The coat and that promise was what had gotten me through all these years. The promise of something better. To be someone that everyone respected. I sighed. I knew I didn't have much of a chance. I knew that I couldn't keep my own promise.

I thought about the dream some more. It bothered me that I couldn't remember who the person was, because something told me that they played a very vital part in the whole scheme of things. A knock sounded on my door, startling me. I sat up with a groan, not wanting to get up.

"Who's it?" I called, debating whether or not to simply yell 'go away'.

"It's the candyman, " came the reply. I stared at the door. "Nah, that's a lie, I don't have any candy. It's Xirakumi, open up."
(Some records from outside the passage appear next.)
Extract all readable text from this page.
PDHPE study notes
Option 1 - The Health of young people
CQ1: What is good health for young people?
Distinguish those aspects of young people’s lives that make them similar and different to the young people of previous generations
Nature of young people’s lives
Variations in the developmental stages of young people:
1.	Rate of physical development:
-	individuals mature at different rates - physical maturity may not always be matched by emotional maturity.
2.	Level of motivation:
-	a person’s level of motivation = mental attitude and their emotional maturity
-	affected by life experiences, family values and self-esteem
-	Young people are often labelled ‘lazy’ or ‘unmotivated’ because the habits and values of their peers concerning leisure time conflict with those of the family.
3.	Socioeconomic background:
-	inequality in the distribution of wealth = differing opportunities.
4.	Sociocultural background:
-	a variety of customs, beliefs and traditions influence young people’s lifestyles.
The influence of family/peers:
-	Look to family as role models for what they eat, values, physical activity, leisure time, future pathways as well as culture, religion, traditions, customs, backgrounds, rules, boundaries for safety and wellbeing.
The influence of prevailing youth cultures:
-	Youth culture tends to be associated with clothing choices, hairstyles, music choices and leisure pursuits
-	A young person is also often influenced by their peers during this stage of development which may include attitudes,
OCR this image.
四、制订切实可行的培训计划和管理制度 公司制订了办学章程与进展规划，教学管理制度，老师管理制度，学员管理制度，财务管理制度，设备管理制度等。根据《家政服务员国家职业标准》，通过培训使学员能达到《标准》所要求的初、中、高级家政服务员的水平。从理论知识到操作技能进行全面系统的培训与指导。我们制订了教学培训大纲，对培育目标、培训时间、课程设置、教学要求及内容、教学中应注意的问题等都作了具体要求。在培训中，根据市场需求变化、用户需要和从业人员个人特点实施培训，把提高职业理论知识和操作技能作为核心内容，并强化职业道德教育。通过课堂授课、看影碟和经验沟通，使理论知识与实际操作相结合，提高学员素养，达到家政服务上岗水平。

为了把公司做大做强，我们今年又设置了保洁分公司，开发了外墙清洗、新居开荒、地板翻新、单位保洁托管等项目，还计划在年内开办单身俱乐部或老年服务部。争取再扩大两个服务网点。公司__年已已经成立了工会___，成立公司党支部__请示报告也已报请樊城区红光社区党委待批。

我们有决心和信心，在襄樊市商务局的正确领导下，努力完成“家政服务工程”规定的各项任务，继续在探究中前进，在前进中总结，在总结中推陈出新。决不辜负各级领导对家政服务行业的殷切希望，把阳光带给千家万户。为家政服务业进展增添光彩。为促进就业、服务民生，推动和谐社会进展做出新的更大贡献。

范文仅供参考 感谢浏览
I slid off of my bed, shuffling over to the door. Cracking it open a few inches, I peeked out at him.

"What?" I said, not wanting to be disturbed at the moment. Xirakumi grinned, pushing the door open easily and stepping inside despite my protests.

"Dude, you've got a pretty sweet place. Much better than mine, " he said, strolling right into my personal space. The nerve of some people.

"What are you doing here? I'm trying to relax, " I said, closing the door and leaning against it.

"Not trying to sleep, though. This schedule's pretty rigorous. Don't you think you should be getting some shut-eye?" He replied coyly, flipping through my cds. I huffed, storming into the small side kitchen to get something to drink, as well as would calm me down. The dorm rooms were built like little apartments, with a kitchen, a bathroom, and a large front room. The younger kids lived with the older kids until they were old enough for their own rooms. There were less newcomers this year, so I was lucky to have my room to myself. I opened the fridge, taking out a bottle of water (you didn't want to drink the tap water in this place) and turning to the cupboards, pulling a small purple vial out of the top one. The label on it read: SLEEP.

"I'm going to sleep now, so I'd appreciate it if you got out, " I said, and turned around to see Xirakumi standing not half a foot away from me. He ignored my annoyed look and grabbed the vial from me before I could stop him. I jumped to grab it back, but he held it out of my reach. Damn all the tall people of the world.

"Sleep potion? I didn't know this stuff was still legal, " he murmured, examining the little bottle. I jumped for it again, and failed to get it back...again. Xirakumi gazed down at me. I glared back up at him.

"Will you give it back, please? And get out!" I growled, grabbing onto his arm in an attempt to pull the vial down within reach. Xirakumi just smiled evilly and all but skipped out of the kitchen. "Xirakumi!"

"Come n' get it, Sora! If you think you're fast enough..." he taunted, running out of my dorm. I stood there for a few seconds, stunned, then realized that he had the one thing that kept my night terrors at bay. I ran after him, not caring that I slammed my door behind me.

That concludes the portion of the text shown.